SHARES in Optos, one of Scotland’s most promising technology companies, slumped to their lowest level for more than two years yesterday after a sharp drop in profits.
Pressure on health budgets in Europe and delays in the rollout of its retinal scanning device Daytona were blamed for a 90 per cent fall in profits at the Dunfermline-based firm in the first six months of the year.
Speaking to The Scotsman, chief executive Roy Davis admitted the company had not “delivered the numbers expected” but he said the “market opportunity and potential” for the company remained unchanged.
It has also announced a restructuring of its operations in the UK and US which will mean a facility in Canterbury will close and research and development activities carried out there moved to Fife, where it employs around 150.

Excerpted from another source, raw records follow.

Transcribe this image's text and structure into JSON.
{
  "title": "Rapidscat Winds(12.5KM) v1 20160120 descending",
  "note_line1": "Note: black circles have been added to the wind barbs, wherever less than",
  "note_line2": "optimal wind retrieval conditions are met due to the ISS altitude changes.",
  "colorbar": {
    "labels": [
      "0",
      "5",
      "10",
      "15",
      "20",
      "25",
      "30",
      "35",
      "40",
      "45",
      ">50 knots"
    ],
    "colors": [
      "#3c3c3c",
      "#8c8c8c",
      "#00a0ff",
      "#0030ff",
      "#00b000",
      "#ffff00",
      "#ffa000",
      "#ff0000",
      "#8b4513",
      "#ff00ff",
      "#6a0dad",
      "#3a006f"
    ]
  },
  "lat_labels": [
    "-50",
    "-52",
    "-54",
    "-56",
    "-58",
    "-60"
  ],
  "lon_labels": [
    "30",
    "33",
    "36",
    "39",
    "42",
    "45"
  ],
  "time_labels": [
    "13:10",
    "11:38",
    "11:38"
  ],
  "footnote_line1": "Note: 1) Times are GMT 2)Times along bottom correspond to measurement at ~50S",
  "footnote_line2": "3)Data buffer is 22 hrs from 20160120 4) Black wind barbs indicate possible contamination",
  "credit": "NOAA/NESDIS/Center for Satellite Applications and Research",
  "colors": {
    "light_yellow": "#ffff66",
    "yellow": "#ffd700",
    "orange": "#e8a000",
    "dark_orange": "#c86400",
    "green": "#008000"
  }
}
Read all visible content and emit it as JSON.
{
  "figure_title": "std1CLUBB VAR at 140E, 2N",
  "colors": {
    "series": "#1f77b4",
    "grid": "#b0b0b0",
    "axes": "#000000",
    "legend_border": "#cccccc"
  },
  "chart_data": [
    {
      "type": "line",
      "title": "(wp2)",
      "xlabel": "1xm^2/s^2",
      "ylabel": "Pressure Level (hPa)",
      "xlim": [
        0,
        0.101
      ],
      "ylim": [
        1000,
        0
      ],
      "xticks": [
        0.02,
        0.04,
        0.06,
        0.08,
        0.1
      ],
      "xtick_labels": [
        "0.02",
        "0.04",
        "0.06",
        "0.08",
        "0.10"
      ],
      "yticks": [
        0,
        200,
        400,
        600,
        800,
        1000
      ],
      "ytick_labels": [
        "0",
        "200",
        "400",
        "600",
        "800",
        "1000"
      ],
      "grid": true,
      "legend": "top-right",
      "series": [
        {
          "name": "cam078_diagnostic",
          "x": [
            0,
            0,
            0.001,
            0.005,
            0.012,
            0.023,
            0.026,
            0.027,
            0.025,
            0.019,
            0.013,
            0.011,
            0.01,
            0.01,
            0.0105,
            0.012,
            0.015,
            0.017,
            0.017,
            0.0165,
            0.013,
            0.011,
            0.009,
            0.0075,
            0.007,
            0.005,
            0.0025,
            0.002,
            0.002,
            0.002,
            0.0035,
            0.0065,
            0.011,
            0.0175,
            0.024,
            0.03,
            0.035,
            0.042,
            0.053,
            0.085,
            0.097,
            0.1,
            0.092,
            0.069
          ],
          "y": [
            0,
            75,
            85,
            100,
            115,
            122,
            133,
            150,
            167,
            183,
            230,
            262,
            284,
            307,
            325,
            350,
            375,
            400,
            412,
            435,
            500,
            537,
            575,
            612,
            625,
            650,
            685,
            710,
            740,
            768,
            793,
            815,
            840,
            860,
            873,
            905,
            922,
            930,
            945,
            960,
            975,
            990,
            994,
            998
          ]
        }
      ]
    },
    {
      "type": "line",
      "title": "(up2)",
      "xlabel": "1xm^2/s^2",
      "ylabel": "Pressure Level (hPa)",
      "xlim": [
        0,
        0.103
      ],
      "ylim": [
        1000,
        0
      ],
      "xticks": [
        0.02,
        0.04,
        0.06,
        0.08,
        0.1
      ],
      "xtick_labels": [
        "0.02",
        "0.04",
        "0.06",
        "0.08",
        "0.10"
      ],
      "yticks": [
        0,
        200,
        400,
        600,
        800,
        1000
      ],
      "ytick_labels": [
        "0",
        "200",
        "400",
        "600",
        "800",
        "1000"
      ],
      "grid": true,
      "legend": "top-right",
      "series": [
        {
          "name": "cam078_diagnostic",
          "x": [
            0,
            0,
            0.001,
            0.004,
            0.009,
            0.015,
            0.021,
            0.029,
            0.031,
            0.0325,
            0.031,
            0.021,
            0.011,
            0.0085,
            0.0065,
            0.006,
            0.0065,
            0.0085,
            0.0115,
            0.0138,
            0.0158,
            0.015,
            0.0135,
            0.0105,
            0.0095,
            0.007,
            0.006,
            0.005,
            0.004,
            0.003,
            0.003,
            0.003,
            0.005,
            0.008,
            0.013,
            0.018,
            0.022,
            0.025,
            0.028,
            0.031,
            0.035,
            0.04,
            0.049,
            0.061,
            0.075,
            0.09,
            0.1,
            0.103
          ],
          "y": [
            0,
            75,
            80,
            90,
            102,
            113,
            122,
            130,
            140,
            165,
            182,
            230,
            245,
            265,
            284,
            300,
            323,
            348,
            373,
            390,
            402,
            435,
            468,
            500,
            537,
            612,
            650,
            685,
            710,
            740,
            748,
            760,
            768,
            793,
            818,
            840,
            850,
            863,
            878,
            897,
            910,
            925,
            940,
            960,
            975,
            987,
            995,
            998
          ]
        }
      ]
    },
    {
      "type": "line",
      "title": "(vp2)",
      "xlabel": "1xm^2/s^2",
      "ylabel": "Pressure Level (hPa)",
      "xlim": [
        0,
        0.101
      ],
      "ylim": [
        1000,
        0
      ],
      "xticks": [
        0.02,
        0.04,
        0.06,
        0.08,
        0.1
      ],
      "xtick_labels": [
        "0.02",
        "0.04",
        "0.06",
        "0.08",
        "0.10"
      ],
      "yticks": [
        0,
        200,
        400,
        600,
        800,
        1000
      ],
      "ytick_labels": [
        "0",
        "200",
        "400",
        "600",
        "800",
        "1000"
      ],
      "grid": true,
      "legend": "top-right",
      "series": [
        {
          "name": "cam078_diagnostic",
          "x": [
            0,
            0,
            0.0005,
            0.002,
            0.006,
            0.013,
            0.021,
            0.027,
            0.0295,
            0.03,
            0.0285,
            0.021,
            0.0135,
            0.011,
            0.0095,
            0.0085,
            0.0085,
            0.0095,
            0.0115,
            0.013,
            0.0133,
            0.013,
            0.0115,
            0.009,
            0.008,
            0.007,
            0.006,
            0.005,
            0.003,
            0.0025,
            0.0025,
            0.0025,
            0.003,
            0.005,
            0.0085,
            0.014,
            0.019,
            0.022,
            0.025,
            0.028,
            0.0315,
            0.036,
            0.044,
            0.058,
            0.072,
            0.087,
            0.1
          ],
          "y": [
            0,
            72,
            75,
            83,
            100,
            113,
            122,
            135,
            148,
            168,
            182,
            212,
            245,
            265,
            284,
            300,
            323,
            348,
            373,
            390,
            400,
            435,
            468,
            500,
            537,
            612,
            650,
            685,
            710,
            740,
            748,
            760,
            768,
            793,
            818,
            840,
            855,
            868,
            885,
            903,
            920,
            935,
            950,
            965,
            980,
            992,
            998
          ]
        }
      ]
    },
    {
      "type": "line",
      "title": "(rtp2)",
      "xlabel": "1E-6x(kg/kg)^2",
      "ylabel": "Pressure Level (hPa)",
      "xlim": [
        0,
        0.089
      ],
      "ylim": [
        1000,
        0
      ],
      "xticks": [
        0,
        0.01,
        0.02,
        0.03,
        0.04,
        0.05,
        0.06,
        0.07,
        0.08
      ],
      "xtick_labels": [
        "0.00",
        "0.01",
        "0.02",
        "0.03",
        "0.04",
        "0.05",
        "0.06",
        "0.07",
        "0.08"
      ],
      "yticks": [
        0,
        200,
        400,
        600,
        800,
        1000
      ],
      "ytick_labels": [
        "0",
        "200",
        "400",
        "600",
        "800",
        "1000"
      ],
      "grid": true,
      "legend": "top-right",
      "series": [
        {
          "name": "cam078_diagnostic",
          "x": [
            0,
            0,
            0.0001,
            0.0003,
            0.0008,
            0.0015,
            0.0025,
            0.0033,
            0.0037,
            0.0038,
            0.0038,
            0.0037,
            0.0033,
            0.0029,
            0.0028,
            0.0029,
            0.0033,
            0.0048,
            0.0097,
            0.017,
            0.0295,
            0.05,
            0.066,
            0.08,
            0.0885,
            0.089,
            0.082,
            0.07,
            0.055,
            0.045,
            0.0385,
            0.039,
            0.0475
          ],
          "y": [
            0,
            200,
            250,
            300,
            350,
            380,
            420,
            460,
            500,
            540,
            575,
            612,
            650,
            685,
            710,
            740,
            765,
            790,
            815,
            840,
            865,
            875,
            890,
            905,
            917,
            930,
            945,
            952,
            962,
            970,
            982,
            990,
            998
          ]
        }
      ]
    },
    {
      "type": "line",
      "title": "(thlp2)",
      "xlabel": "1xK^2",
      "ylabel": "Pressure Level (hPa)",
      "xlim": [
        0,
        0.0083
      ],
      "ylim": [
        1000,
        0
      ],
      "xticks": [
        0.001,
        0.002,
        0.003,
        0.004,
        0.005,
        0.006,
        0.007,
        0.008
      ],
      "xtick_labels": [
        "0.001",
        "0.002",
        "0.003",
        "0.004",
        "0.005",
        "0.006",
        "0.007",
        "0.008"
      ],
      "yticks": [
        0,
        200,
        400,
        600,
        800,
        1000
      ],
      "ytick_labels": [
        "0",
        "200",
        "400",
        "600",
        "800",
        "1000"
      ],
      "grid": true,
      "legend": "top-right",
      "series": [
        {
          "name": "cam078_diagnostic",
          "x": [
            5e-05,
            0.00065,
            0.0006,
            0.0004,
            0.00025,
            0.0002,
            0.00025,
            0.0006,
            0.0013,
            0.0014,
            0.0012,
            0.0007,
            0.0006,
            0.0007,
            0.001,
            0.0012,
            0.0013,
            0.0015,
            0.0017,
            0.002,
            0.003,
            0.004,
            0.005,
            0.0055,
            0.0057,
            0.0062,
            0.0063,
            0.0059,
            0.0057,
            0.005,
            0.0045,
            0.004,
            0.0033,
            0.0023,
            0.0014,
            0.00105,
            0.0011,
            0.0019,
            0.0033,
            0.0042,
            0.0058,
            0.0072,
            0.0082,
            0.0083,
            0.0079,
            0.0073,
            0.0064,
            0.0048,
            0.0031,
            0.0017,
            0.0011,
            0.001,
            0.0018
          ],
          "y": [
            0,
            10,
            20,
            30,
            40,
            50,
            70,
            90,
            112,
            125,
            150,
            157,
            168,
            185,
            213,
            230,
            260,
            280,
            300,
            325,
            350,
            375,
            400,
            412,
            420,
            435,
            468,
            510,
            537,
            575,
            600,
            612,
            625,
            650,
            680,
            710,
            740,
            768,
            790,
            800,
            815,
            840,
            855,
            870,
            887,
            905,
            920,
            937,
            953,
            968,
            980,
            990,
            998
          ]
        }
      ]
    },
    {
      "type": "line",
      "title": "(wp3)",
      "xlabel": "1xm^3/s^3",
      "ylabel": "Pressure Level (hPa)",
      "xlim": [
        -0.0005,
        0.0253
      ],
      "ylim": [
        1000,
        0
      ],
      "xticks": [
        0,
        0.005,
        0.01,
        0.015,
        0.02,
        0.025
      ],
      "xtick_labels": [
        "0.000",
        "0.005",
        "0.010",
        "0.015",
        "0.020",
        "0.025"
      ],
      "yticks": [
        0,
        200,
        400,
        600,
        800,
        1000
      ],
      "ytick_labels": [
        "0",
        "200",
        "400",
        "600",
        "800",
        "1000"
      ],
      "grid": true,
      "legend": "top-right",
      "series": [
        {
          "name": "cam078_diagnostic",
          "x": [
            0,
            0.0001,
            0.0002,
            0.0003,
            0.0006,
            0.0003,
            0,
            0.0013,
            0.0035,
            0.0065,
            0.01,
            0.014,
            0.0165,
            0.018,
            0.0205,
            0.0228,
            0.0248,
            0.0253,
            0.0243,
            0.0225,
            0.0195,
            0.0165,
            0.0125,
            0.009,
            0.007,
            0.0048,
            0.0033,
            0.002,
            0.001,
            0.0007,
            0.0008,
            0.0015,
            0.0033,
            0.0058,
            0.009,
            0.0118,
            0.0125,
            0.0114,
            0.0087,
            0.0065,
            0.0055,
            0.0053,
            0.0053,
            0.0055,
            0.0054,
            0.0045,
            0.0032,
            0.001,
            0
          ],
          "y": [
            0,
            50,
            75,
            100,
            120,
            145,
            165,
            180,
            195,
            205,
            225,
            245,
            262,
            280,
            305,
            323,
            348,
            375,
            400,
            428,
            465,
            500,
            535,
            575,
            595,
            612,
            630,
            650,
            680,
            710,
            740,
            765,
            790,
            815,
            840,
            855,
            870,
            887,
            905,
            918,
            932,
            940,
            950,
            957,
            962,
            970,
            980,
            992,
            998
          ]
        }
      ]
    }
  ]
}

“In the last three years we have grown tremendously quickly, made two acquisitions and seen staff increase from 240 to 450. This realignment is about making sure we are best positioned for growth globally,” explained Davis.
For the six months to the end of March, pre-tax profits before one-off items were $700,000 (£460,000), down from $6.9 million for the same period a year ago. Total revenues fell to $73m, from $86.2m last time.
Sebastien Jantet of Investec, which has a “sell” rating on the shares, said the figures didn’t “make pretty reading”. Shares closed down 26.75p, or 16.7 per cent, at 133.25p.